The agreement had eased negative sentiments toward the Pound where the talks had previously been in danger of breaking down. Although the prospect of the UK being roped into a European trade spat with the U.S. is a threat to Sterling as well as risk appetite in the broader market.
The Pound and Loonie have both followed the path trodden by the S&P500 for months now but typically the Pound-to-Canadian Dollar rate itself would rise during bouts of widespread risk aversion though this relationship has been known to reverse whenever Brexit or other domestic concerns rear their heads.

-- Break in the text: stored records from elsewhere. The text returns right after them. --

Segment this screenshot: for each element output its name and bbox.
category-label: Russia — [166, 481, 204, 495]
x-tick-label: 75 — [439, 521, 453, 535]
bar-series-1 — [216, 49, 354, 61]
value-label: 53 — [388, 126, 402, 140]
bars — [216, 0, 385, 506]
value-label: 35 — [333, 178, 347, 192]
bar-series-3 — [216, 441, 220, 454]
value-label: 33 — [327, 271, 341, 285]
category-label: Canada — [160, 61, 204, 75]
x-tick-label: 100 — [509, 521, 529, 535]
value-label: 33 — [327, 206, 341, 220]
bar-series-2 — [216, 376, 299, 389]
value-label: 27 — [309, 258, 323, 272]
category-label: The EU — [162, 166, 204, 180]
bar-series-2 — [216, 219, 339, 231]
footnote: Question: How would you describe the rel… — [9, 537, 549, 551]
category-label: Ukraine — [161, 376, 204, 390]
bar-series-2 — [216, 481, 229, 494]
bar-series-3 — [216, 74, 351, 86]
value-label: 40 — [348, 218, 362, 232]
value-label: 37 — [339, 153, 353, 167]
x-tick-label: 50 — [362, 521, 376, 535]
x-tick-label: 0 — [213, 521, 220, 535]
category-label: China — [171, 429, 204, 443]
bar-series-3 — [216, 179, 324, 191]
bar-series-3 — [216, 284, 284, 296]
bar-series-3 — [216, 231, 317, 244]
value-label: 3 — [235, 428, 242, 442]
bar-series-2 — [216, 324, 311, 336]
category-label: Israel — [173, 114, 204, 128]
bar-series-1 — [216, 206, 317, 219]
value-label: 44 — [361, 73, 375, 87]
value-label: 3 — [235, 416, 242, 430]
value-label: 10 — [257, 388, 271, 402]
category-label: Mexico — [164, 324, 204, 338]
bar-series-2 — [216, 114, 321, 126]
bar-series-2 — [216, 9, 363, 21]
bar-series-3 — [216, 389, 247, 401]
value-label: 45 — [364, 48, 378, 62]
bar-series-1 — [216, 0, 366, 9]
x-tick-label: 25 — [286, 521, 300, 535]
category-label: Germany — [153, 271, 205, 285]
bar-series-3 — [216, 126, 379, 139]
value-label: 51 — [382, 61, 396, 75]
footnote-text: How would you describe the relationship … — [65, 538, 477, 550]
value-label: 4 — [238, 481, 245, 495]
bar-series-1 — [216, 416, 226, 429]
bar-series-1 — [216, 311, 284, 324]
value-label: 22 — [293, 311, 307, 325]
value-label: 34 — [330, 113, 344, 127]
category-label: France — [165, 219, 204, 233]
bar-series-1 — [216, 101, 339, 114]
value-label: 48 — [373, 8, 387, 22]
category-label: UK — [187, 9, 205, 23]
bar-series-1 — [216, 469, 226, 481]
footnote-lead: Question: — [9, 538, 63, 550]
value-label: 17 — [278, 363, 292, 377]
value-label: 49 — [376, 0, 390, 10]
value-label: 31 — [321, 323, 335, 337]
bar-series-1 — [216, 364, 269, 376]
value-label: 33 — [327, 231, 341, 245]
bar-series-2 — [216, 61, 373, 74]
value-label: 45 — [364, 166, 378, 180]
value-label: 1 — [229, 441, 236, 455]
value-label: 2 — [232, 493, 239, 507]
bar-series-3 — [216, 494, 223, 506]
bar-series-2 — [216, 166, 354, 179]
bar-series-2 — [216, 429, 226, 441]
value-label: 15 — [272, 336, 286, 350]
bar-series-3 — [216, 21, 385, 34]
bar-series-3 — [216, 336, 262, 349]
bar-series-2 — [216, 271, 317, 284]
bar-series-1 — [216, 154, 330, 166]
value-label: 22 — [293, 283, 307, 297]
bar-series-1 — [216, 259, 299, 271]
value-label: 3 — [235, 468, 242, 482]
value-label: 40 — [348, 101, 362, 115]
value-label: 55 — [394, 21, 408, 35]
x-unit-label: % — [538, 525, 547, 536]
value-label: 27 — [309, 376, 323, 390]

"Overall, commodity currencies and, to a lesser extent, European currencies will continue to be correlated with US stock market futures. AUD remains the most responsive, followed by NZD, CAD, GBP and EUR," says Philip Wee, a strategist at DBS Group Research. "Unless stock markets start to embrace the recovery story again, currencies are unlikely to appreciate past the mean trend values of our model."
Stocks were was leading other markets lower Wednesday as investors reacted to reports of another record increase for new coronavirus infections in Florida. Meanwhile, Texas Houston area intensive care units were reported to have reached 97% of their capacity as second waves grew in a rising number of U.S. states and as markets kept one eye on the relationship between the U.S. and China, which came in for criticism from Secretary of State Mike Pompeo.
This was after a White House scramble to quash fears about January's 'phase one deal' after remarks by adviser Peter Navarro suggested it was "over".